Call of the Void Call of the Void

The themes explored in Call of the Void hold even more meaning this year than Baker might have imagined. As the world brushes up against the unknown of an entirely new experience that challenges our perceptions of reality, digital mediums are helping us construct a sense of community. They are also a primary way of experiencing art right now, when museums and galleries remain closed to limit public gatherings. But Baker says she is not ready to settle into a completely virtual artspace. “Digitally sharing work is an avenue, and I think it needs to be explored more now because of what’s going on, but it’s not something I’m particularly interested in,” she admits. While she prefers to incorporate media as part of an installation you have to be in the space to experience, she does think her video editing skills open up a lot of possibilities for creating art while physically distanced. “I do feel like there’s a lot to mine there, and I have endless ideas,” she says.

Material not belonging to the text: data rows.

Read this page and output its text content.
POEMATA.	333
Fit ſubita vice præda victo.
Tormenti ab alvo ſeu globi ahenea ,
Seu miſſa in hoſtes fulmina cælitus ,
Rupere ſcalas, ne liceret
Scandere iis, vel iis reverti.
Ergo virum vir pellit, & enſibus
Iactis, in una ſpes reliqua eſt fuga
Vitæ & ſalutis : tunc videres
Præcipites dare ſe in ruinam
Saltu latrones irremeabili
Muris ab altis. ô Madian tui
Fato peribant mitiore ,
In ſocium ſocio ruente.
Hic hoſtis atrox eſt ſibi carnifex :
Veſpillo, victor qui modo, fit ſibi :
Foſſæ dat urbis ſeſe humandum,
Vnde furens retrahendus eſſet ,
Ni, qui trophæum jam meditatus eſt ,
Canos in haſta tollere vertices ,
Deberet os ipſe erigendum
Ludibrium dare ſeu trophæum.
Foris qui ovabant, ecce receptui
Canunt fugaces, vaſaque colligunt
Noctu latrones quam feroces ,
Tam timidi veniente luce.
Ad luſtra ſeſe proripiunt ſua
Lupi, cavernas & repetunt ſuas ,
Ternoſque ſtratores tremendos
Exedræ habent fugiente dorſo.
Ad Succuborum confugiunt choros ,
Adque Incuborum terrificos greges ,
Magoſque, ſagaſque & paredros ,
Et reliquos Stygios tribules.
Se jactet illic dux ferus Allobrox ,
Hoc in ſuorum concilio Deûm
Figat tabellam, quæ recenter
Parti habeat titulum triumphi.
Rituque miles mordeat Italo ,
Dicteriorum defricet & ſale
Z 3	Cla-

Baker is now back in Austin and busy brainstorming physically distanced exhibitions with Contracommon, a local arts collective executive directed by Southwestern alumna Taylor Bailey ’17. Baker’s classmate Forrest Aderholt ’16 is also a member. “It’s very much a lot of Southwestern people doing this all together,” she says. 

Contracommon has several projects in the works for their gallery space at the Hill Country Galleria. This month, they began running window shows, where artwork is displayed close to the windows of their storefront gallery to be viewed from the walkway outside. Both Baker’s and Aderholt’s work is currently on display in the first round of their revolving show RE/FLEX, which runs through August 23. Baker also helped curate a concurrent window show, No Contact, that is on display through September 19. In December, they plan to invite Hive Arts, another collective that works in digital and data art, to set up a light and video projection display as part of a big event that is happening at the galleria. They are also starting a platform for tutorial videos, and Baker hopes to put together some introductory painting tutorials soon. “We’ve come up with a lot of plans, and I’m excited about what we’re going to do,” she says.

Outside of her projects with Contracommon, Baker is working on commissioned paintings and keeping an eye out for teaching positions in Austin. “I’m looking at any and all options to pay my bills, for sure,” she laughs. “Teaching was something I wanted to do. I did it the entire time I was in grad school, and I really enjoyed it.” She currently has three paintings in the works and is devising a plan for a long-term video project, hoping for a chance in the coming months to get other people involved.

Reflecting on her experiences at and after Southwestern, Baker believes the rigorous studio art program at Sarofim helped prepare her for the many professional challenges she has encountered in the past four years. Her best advice to current students is to stay focused but flexible. “Keep your eyes on the prize, so to speak,” she suggests, “but also be prepared for, and welcoming to, changes to your plan.”